Primus on Constitutional Expectations

November 4th, 2009

Very interesting article. SSRN (H/T Legal Theory Blog)

Professor Richard Primus of Michigan considers BHO and JGR’s flubber of the Constitutional Oath as a means to justify why departures from the text of the Constitution are permitted, and thus why the District of Columbia should be entitled to representation in Congress.


And from the paper:

    Constitutional expectations are intuitions about how the system is supposed to work. They arise from a combination of experience, socialization, and principle. Obviously, Americans do not all share a single, precisely defined set of expectations. Indeed, conflicts among rival sets of expectations help to account for many disagreements about constitutional law. Over a relatively broad domain, however, informed Americans share expectations about the rules of government. Those expectations are often closely related to the constitutional text, but the text does not always capture them precisely. On the contrary, our shared expectations go well beyond the strict textual requirements of the Constitution.


    The argument that the Act is unconstitutional has a reasonable basis. Article I, Section 2 says that the House of Representatives “shall be composed of Members chosen every year by the people of the several States.”29 The District of Columbia is not a state. Accordingly, the constitutional objection runs, admitting D.C. to the House would ignore the written requirements of Section 2. And that cannot possibly be acceptable.30 Yet this argument is not as tight as it seems, because our system for electing Members of Congress already—and uncontroversially—deviates from Section 2 on a regular basis. If we were more aware of those deviations, the argument that Section 2 requires excluding D.C. might have less weight. But like the practice of inserting the President’s name in the inaugural oath, our accustomed departures from the text of Section 2 have become well integrated into our constitutional expectations. We tend not to notice them.
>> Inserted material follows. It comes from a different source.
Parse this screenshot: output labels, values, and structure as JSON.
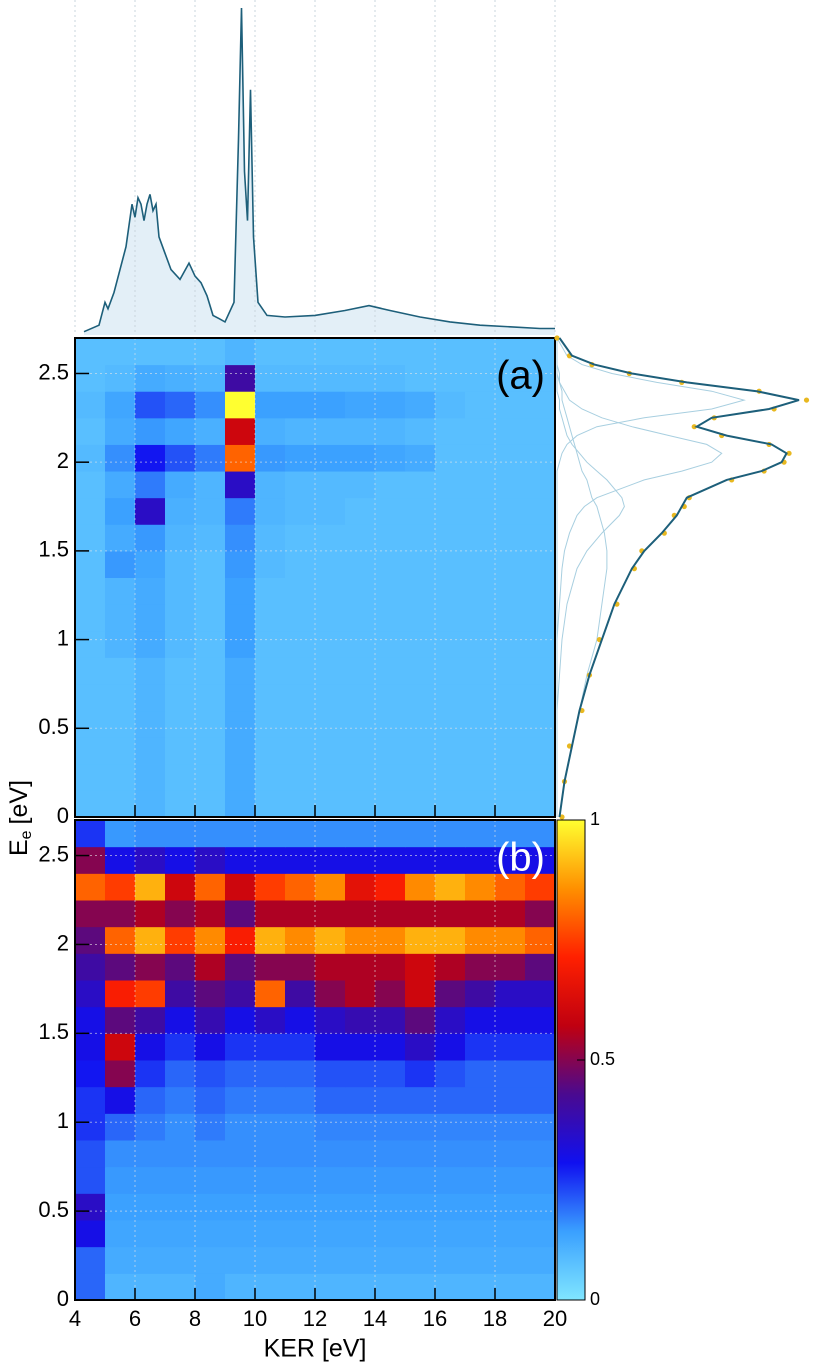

    Suppose, however, that constitutional expectations were to shift on the issue of representation for D.C., just as they earlier shifted on the question of whether the Constitution requires the same racial equality regime in the District that it requires everywhere else. Suppose, in other words, that large majorities of American officials came to believe that our basic constitutional values demand letting the residents of Washington D.C. vote and be represented. A different set of textual readings would then seem natural. To be sure, the new received wisdom in American law would not necessarily be the one that I have suggested about the meaning of “composed.” Perhaps a different textual reconciliation would emerge. Or perhaps the prevailing explanation would not take the form of hard textualism at all. Constitutional lawyers might simply learn to shrug their shoulders at the mismatch between the language of Section 2 and the fact of representation for D.C., just as they now overlook the practice of letting criminal defendants waive jury trial. If pushed, they might say that mature respect for the constitutional text means reading it in a reasonable way rather than a crabbed and literal one. But one way or another, the text would not prohibit the practice.

I like Professor Primus. I met him at the Constitution in 2020 Conference and was very impressed by his work.  Definitely check out this article.